Seventy years after the New Zealander Edmund Hillary and the Nepalese Tenzing Norgay became the first human beings to set foot on the roof of the world, at 8,849 meters, and return to tell about it, the accumulation of waste on this mountain, and in general throughout the region, is an environmental problem that requires urgent solutions. The promoters of Sagarmatha Next have focused on finding outlets for the solid waste that ends up in some 80 landfills scattered throughout the Khumbu valley. Another story is the embarrassing filth that surfaces in Everest's high altitude camps.

These days, coinciding with the celebrations for the feat of Hillary and Norgay, on May 29, devastating images of empty oxygen bottles, tents, food, plastic and other products abandoned at more than 8,000 meters have been disseminated.

One of the architects of this cultural complex is the Swedish Tommy Gustafsson, who precisely in 2011 enrolled in an Everest cleaning expedition. “In one month we removed nine tons of garbage and the following year we began to talk about this project, to help manage waste in the Khumbu region, to promote its recycling, to create art with them and to do pedagogy among the local population and foreign visitors,” says Gustafsson, who lives in Nepal.

Everest (Sagarmatha for Nepalis), a magnet for vanities, has been used as a symbol to try to strengthen the message of respect for nature.

Gustafsson comments that every year at least 60,000 tourists, accompanied by 20,000 guides, porters, cooks and other workers from different parts of Nepal, enter the Khumbu Valley, with no more than 9,000 inhabitants, to trek or climb peaks.

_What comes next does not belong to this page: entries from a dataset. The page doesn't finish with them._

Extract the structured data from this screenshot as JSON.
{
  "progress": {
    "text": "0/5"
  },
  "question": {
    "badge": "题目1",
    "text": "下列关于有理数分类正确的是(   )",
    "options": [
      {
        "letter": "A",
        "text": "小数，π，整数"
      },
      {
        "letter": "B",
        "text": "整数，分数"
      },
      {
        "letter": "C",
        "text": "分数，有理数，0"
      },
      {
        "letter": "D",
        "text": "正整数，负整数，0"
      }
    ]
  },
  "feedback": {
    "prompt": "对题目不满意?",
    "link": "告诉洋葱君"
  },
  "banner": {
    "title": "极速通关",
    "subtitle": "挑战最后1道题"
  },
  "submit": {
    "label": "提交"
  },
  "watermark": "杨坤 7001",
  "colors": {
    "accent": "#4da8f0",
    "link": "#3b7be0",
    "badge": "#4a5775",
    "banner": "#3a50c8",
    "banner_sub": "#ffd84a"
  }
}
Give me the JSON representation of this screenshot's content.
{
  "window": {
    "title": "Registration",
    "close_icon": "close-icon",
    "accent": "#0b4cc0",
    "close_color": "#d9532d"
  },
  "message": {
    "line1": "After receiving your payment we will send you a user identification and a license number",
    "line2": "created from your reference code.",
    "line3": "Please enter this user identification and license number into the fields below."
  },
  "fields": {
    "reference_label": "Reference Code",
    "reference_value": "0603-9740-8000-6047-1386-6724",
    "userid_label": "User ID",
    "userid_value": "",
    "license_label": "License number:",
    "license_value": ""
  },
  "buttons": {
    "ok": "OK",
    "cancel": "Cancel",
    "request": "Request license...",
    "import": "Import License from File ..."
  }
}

This important human flow brings dividends but also generates about 800 kilos of waste daily, which mainly ends up in the 80 landfills where they are burned. Gustafsson and various foundations with which he has allied want to value the garbage and that it be treated to prevent it from damaging the environment.

Different programs gravitate around Sagarmatha Next, including the artist residency for creators from all over the world, such as the Canadian Floyd Elzinga, the German Rocco and his brothers or the American Emma Fern Curtis. The three settled for a season last year in this complex at the foot of Everest, in Syangboche, to carry out their work using waste.

Rocco and his brothers collected a thousand empty beer cans to string together in front of the brand new museum an installation inspired by the Tibetan prayer flags that hang in every house. Next to it, as can be seen in the photograph, emerge two metallic trees that are part of the set of 25 works that Elzinga produced during his prolific stay in this corner of the Himalayas.

Emma Fern Curtis chose to paint on scrap plywood and on scraps of cardboard. She also used this latest product salvaged from wastebaskets as picture frames, and the plastic bottle caps to hang her canvases in the Denali Schmidt gallery, in the main building of Sagarmatha Next. After this experience, Fern Curtis studies how to continue betting on recycling in her future work.

The aforementioned gallery permanently exhibits as many productions by young artists, most of them Nepalese, such as Kumar Thapa, Hishila Maharjan, Suraj Subba Limbu and Saurav Koirala, who have resorted to scrap metal and old soda cans to complete their proposals.